The landlord in Ashfield stated; “Because I’m a landlord I know exactly how to treat my students and I’ve never, ever had an ounce of trouble with them.”
She makes sure every year that she meets with at least one parent of each tenant and has their phone number in case there are any issues. She believes it helps to prevent anti – social behaviour.
“When you’re dealing with students, property managing companies and landlords need to up the ante, because it has to come from the top down,” she maintains.
As for the reputation of student residents: “I do feel that the millennial generation have this feeling of entitlement and that they behave in an entitled way. So they’re very remorseful after they’ve felt entitled, but it always happens.”
Jim Molloy from the Garda Press Office told SIN, “There is a very good working relationship between An Garda Síochána and the local third level institutions. Community Gardaí interact with the Students’ Unions on a regular basis and also the College Authorities who have implemented a Code of Conduct for their students.”
“Incidents which are deemed necessary to be brought to the attention of the College Authorities are notified in accordance with data protection guidelines and in line with the agreed Code of Conduct, which students are aware of.”
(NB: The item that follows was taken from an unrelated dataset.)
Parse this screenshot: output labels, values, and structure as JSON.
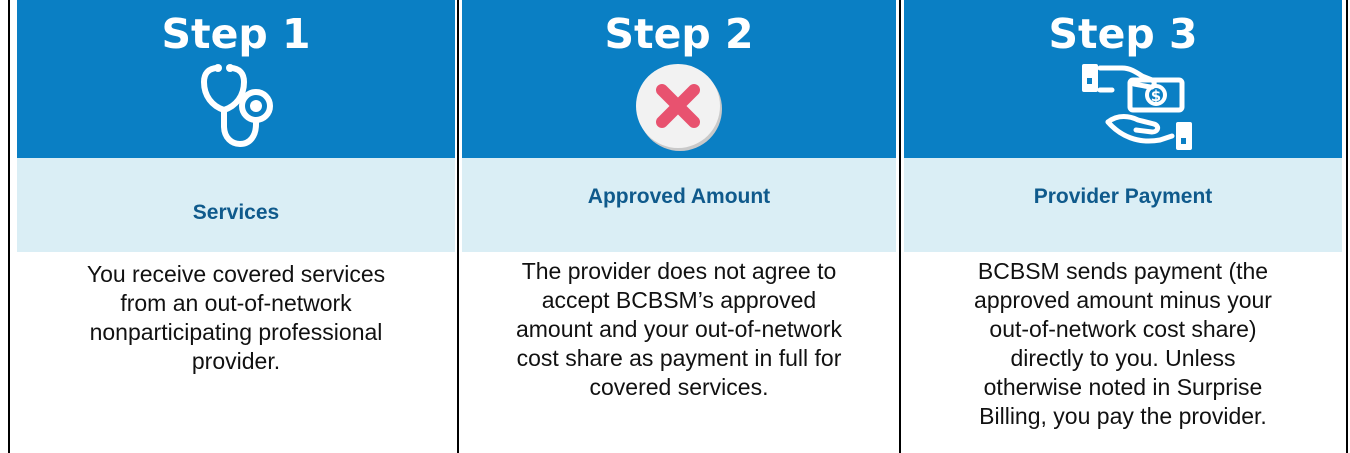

The NUI Galway Student Code of Conduct does not explicitly reference the behaviour of students living in rented accommodation, but mentions the subject in Section 3.1.19 ‘Any behaviour that could damage the good name or standing of the University’ is a breach of the Student Code of Conduct.
The Student’s Union does have a section on anti – social behavior on their website: “Anti – social behaviour is any aggressive, intimidating or destructive activity that damages or destroys another person’s quality of life.”
“There are consequences for your actions. If caught acting in such a childish manner you can face some serious actions. You could be brought before the University and face suspension or expulsion. You can be evicted from your accommodation. You can face a criminal conviction. This can derail your future career and travel plans. You can face hefty fines. You can have serious difficulties in getting a visa to other countries,” the website states.
Despite the construction of a new purpose built student accommodation at the site of the old Westwood Hotel across the road from Clifton Park, it seems unlikely that the building will do much to reduce the population of students living next door to residents, as the housing crisis in Galway is so severe.